Legal means have failed to yield results. We have seen repeated failures in the justice system; charging a police officer with a crime is a rare thing, and convictions almost never happen. Lawsuits against officers and their departments have been successful, but the financial penalties to police departments have not moved them to change their practices. Neither have they been moved to root out officers with lengthy histories of violence. This is not a matter of revamped police training, or better relationships with Black communities. This is a matter of incentives.

MORE: Could changing one word make it easier to prosecute police?

Since 2000, the city of Toronto has paid $27 million for settlements against the Toronto Police Service. In 2013 alone, the city of Chicago paid more than $81.3 million in fees, settlements, and awards to cover lawsuits against the Chicago Police Department. That pales next to New York City’s 2015 figure of $735 million, which is expected to rise in 2016. In other words, police aren’t refusing to change their practices because those practices work; they aren’t changing them because all of us—Black, white, and everyone else—cover the bill.*

In smaller municipalities, where a multi-million-dollar lawsuit can severely disrupt the local economy, liability insurers have succeeded where others have failed. In Irwindale, Calif., the local police department was forced to implement a “performance improvement plan” to manage the risk their officers brought to the city’s insurer. In Niota, Tenn., two police officers who beat a man during a traffic stop were fired after the municipal insurer threatened to cancel its policy.

In larger cities, lawsuits against police often barely register a blip within multi-billion-dollar budgets. In these cases, the risk is spread among taxpayers, rather than concentrated into the departments, or the officers themselves. Activists in Minneapolis have proposed that officers be required to carry their own liability coverage before putting on the badge. This solution is not only sensible, it’s already standard practice for most professions.

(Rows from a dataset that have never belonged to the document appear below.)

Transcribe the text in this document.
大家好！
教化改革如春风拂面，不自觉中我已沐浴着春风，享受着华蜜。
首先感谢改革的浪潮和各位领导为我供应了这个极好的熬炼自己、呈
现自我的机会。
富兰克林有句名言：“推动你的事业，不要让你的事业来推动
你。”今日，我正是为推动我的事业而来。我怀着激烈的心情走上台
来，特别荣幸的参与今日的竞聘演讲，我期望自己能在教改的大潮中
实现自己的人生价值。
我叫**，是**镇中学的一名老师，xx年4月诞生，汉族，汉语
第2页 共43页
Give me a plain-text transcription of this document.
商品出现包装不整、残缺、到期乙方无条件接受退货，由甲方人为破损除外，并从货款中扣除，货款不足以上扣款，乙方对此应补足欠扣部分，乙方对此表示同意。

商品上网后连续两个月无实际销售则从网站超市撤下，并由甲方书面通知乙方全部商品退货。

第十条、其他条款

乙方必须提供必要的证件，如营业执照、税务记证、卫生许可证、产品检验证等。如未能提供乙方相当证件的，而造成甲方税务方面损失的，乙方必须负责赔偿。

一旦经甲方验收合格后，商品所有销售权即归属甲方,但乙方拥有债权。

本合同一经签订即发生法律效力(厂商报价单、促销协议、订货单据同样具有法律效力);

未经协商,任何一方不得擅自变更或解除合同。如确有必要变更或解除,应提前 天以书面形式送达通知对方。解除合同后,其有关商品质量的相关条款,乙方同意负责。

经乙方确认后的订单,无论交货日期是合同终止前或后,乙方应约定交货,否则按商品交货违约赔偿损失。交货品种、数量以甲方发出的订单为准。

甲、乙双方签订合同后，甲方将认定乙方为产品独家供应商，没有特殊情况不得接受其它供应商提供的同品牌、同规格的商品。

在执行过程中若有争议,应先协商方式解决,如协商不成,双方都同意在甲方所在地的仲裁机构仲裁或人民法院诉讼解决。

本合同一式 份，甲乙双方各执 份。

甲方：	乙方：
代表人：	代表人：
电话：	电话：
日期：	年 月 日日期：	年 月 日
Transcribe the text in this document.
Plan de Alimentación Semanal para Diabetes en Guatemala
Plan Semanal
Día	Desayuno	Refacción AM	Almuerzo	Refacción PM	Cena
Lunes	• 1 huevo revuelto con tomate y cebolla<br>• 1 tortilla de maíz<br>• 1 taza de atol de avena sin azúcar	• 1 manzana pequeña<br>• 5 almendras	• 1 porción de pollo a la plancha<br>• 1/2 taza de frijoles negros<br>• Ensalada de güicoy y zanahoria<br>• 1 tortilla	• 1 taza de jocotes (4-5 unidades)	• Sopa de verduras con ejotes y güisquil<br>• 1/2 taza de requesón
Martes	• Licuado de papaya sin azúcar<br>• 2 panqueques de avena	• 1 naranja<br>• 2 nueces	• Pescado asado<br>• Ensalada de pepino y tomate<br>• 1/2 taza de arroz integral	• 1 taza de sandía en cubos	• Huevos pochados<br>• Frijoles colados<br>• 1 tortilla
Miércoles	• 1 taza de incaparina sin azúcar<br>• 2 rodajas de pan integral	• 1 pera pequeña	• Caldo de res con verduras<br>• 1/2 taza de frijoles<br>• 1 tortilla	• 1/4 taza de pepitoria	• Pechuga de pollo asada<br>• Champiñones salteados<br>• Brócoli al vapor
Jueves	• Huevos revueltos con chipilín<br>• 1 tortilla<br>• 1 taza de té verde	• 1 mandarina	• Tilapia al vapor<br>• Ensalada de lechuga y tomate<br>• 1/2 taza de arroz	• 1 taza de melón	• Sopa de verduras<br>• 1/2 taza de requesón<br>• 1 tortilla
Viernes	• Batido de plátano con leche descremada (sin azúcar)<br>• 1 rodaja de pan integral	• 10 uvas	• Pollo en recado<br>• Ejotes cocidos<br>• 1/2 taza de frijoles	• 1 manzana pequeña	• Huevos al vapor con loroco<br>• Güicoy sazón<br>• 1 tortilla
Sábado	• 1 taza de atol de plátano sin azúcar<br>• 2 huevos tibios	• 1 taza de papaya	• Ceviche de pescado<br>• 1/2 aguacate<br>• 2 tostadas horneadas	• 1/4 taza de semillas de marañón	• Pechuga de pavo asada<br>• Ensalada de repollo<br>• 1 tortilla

Full disclosure: I work in the corporate office of an insurance company, though not the type that can offer this kind of coverage. My professional standard requires me to have $5 million in liability coverage. Any doctor, lawyer, electrician, or plumber must have their own coverage before they hang their shingle. Yet a police officer can assault a suspect, botch an interrogation, or kill another human being with a vanishingly small prospect of being held accountable. Their insurance is the city treasury.

By continuing to indemnify police, we have locked ourselves into a cycle of grief, despair, and violence. This has to end somewhere, and despite the lies and outrage sure to follow this horrifying week, it will not end through waging war on civilians and communities. We have at least one proven solution to the problem of police violence against Black people. The only question left is whether we would rather watch more people die than use it.

Andray Domise is a Toronto writer, activist and co-founder of txdl.ca, a mentorship and development program.

DALLAS SHOOTING

* Correction: A previous version of this post suggested that in 2013, the city of Chicago paid more than $54 million in fees, settlements, and awards to cover lawsuits against the Chicago Police Department. In fact, the number was higher—more than $81.3 million.